Porn: Just Another Business?

Clearly, not enough people have any idea of what kind of sickness reigns in Max Hardcore videos. CNBC was more interested in exploiting Little's reputation rather than denouncing it. "He's the dirtiest man in America," they cooed in a promo, emphasizing the naughty fun, not the temptation to vomit.

In promoting her smutty documentary, the audaciously ambitious Lee played up the centrality of porn to American pop culture. "It's as mainstream as [NBC's] Must-See TV," she proclaimed on her regular CNBC show "Fast Money." NBC should have fired her on the spot for comparing their shows to "Golden Guzzlers 7."

CNBC's porn extravaganza offered just two brief interruptions from porn critics. Pat Trueman appeared about halfway into the hour to explain how porn can be illegal. Recovered porn addict Michael Leahy appeared briefly to explain how his porn habit ruined his marriage and his relationship with his sons.

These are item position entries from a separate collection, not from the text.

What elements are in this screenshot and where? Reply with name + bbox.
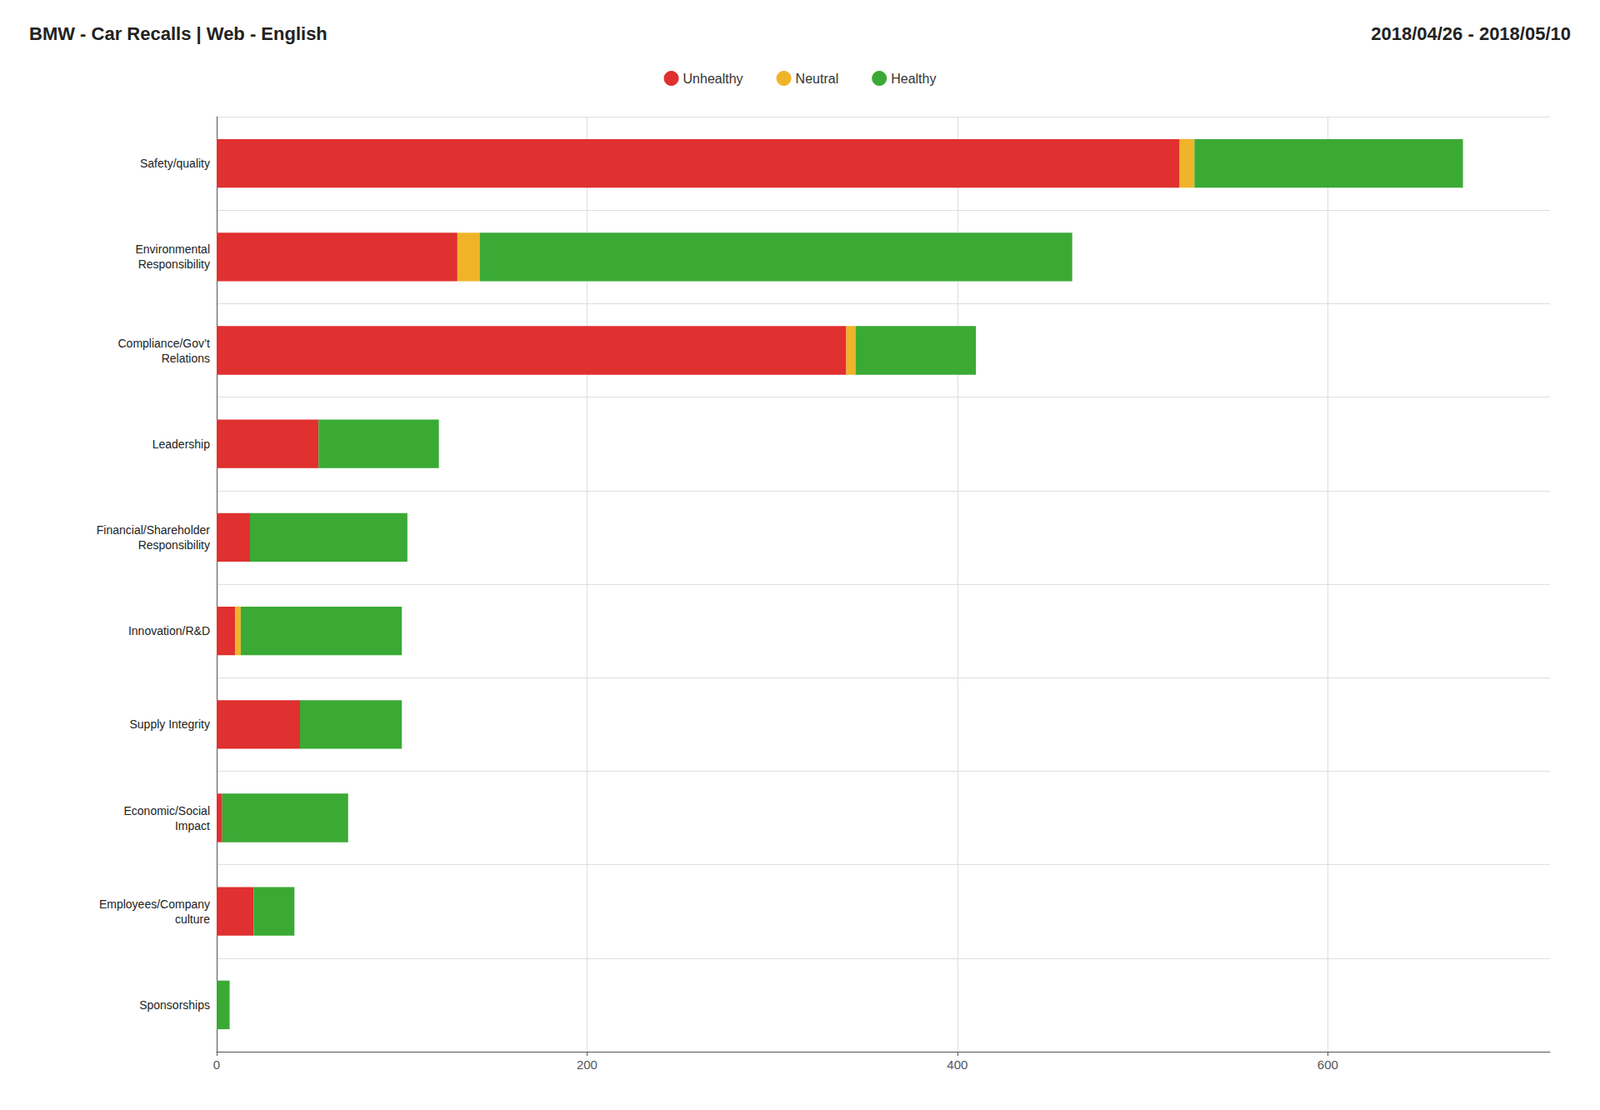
- svg-text:Compliance/Gov’t: Compliance/Gov’t: [118, 336, 211, 350]
- svg-text:Environmental: Environmental: [135, 242, 211, 256]
- svg-text:200: 200: [576, 1057, 598, 1072]
- svg-text:Responsibility: Responsibility: [138, 257, 210, 271]
- svg-text:Impact: Impact: [175, 819, 210, 833]
- svg-text:Supply Integrity: Supply Integrity: [130, 717, 211, 731]
- svg-text:Sponsorships: Sponsorships: [139, 998, 210, 1012]
- svg-text:600: 600: [1317, 1057, 1339, 1072]
- svg-text:Healthy: Healthy: [890, 71, 936, 86]
- svg-text:Employees/Company: Employees/Company: [99, 897, 210, 911]
- svg-text:0: 0: [213, 1057, 220, 1072]
- svg-text:400: 400: [946, 1057, 968, 1072]
- svg-text:culture: culture: [175, 912, 210, 926]
- svg-text:Financial/Shareholder: Financial/Shareholder: [96, 523, 211, 537]
- svg-text:Economic/Social: Economic/Social: [124, 804, 211, 818]
- svg-text:2018/04/26 - 2018/05/10: 2018/04/26 - 2018/05/10: [1370, 23, 1571, 45]
- svg-text:Responsibility: Responsibility: [138, 538, 210, 552]
- svg-text:Innovation/R&D: Innovation/R&D: [128, 624, 210, 638]
- svg-text:Leadership: Leadership: [152, 437, 210, 451]
- svg-text:Unhealthy: Unhealthy: [683, 71, 744, 86]
- svg-text:Relations: Relations: [161, 351, 210, 365]
- svg-text:BMW - Car Recalls | Web - Engl: BMW - Car Recalls | Web - English: [29, 23, 328, 45]
- svg-text:Neutral: Neutral: [795, 71, 840, 86]
- svg-text:Safety/quality: Safety/quality: [140, 156, 210, 170]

But viewers mostly saw a parade of pornographic product placement and cordial interviews with a series of porn-makers, including porn star-slash-Oklahoma mom "Jesse Jane," whose 9-year-old son doesn't yet know "exactly" what his mother does for a living. The supposedly saddest moment is porn CEO Steven Hirsch lamenting that all the free-porn websites are killing his profits, and with the suspicion that free sites are pirating his films, "now we have to spend money policing the Internet." Cue the violins.

CNBC is the Consumer News and Business Channel, and what this has to do with news or business is beyond me. They're trying to shore up their dreadfully low prime time numbers by celebrating all kinds of sleazy money-making schemes, and saying -- and can't you just hear this -- "it's a business like any other!" CNBC has also recently aired specials on prostitution, and on the marijuana business. This kind of special is the prostituting of journalism; this compares to "business news" about the same way that Nancy Grace's lurid crime interviews compare to hard news.

Shame on CNBC for making no attempt to police the porn industry. Instead, viewers were urged to buy the documentary on DVD with "more [porn] star extras." If porn is just a business like any other, can we expect the next CNBC special to focus on sugar beet growers, or bicycle makers? I think everyone knows the answer.